VfB Stuttgart in der Relegation So blüht Enzo Millot unter Sebastian Hoeneß auf

Zwei Tore im Rückspiel in Hamburg: Enzo Millot Foto: Pressefoto Baumann/Hansjürgen Britsch

Der 20-jährige Franzose schießt den VfB mit zwei Treffern im Rückspiel beim Hamburger SV endgültig zum Klassenverbleib. Der neue Trainer hat ihm von Beginn an vertraut.

Sport: Carlos Ubina (cu)

Schon vor dem Relegations-Rückspiel beim Hamburger SV war klar: Sebastian Hoeneß, der Trainer des VfB Stuttgart, hat in seiner kurzen Amtszeit ziemlich viel richtig gemacht. Daran änderte sich auch am Montagabend nichts. Als ein herausragendes Beispiel für diese These taugt Enzo Millot.

 

Der 20-jährige Franzose galt unter Bruno Labbadia, dem Vorgänger von Hoeneß, als Gewinner der langen Winter-Vorbereitung. Doch als es ernst wurde, spielte Millot plötzlich keine Rolle mehr. In den ersten fünf Bundesligapartien unter Labbadia kam er nicht zum Einsatz. Der Coach bemängelte seine Einstellung, fehlende Disziplin, zu wenig Torgefahr. „Was er braucht, ist, dass sein Spiel variabler wird, dass er auch in die Tiefe geht“, sagte Labbadia, „das kann er.“ Das dafür nötige Vertrauen bekam er allerdings erst von Sebastian Hoeneß.
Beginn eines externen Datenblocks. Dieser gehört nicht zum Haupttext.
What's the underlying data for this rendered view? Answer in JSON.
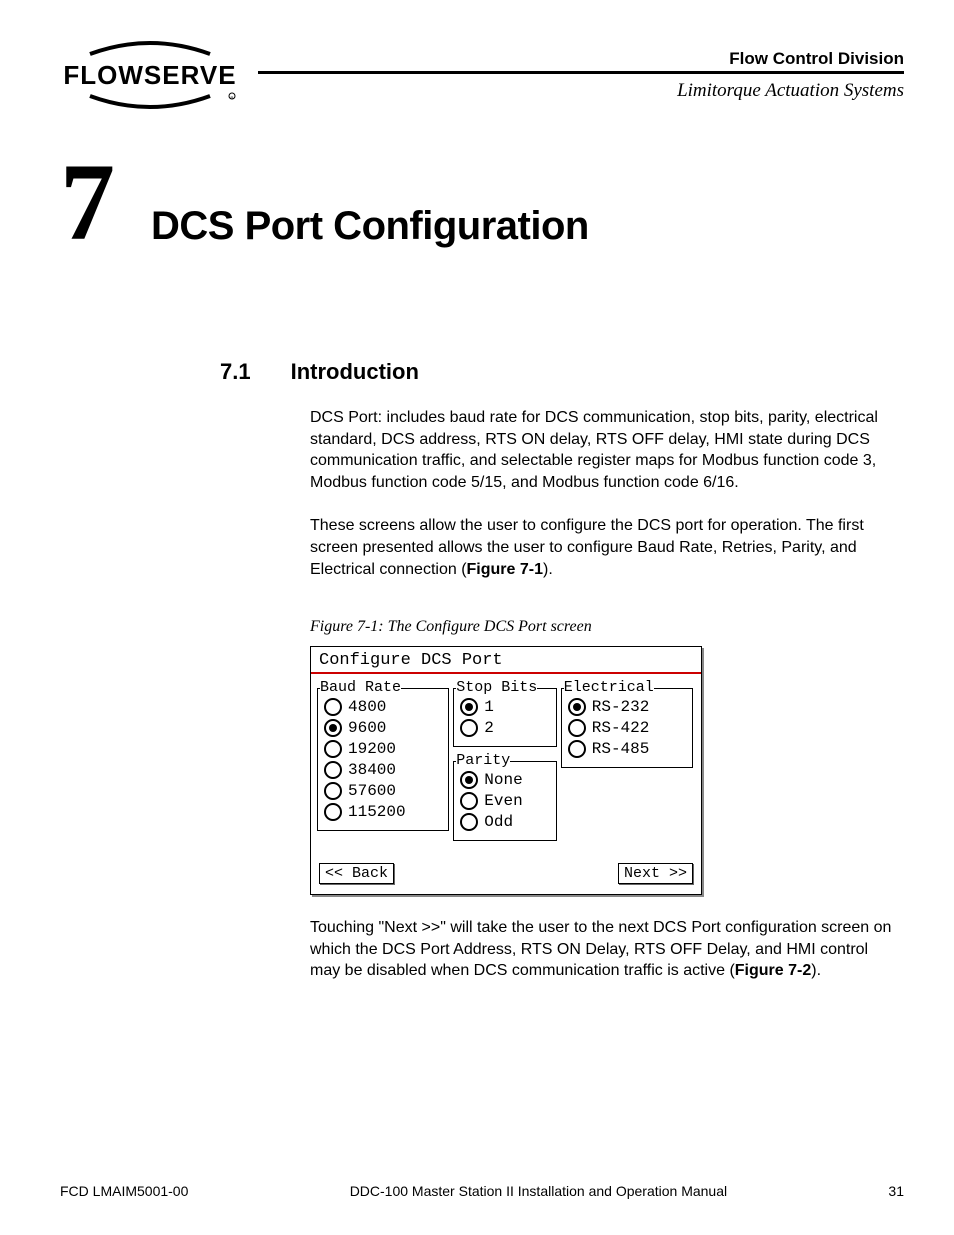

Perfekter Abschluss in der Relegation

Der eingewechselte Millot erzielte das erste Tor unter dem neuen Coach, es war der 1:0-Siegtreffer im Pokal-Viertelfinale beim 1. FC Nürnberg. Danach blühte der Franzose auf, zeigte immer wieder seine technischen Fähigkeiten, seine Spielübersicht, seine Wichtigkeit fürs Team – daran konnte auch die kurzfristige Irritation um ein Tattoo, das sich Millot ausgerechnet in der Endphase der Bundesliga-Saison vor dem Spiel beim FSV Mainz hatte stechen lassen, nichts ändern. Der krönende Abschluss? War dann die Relegation.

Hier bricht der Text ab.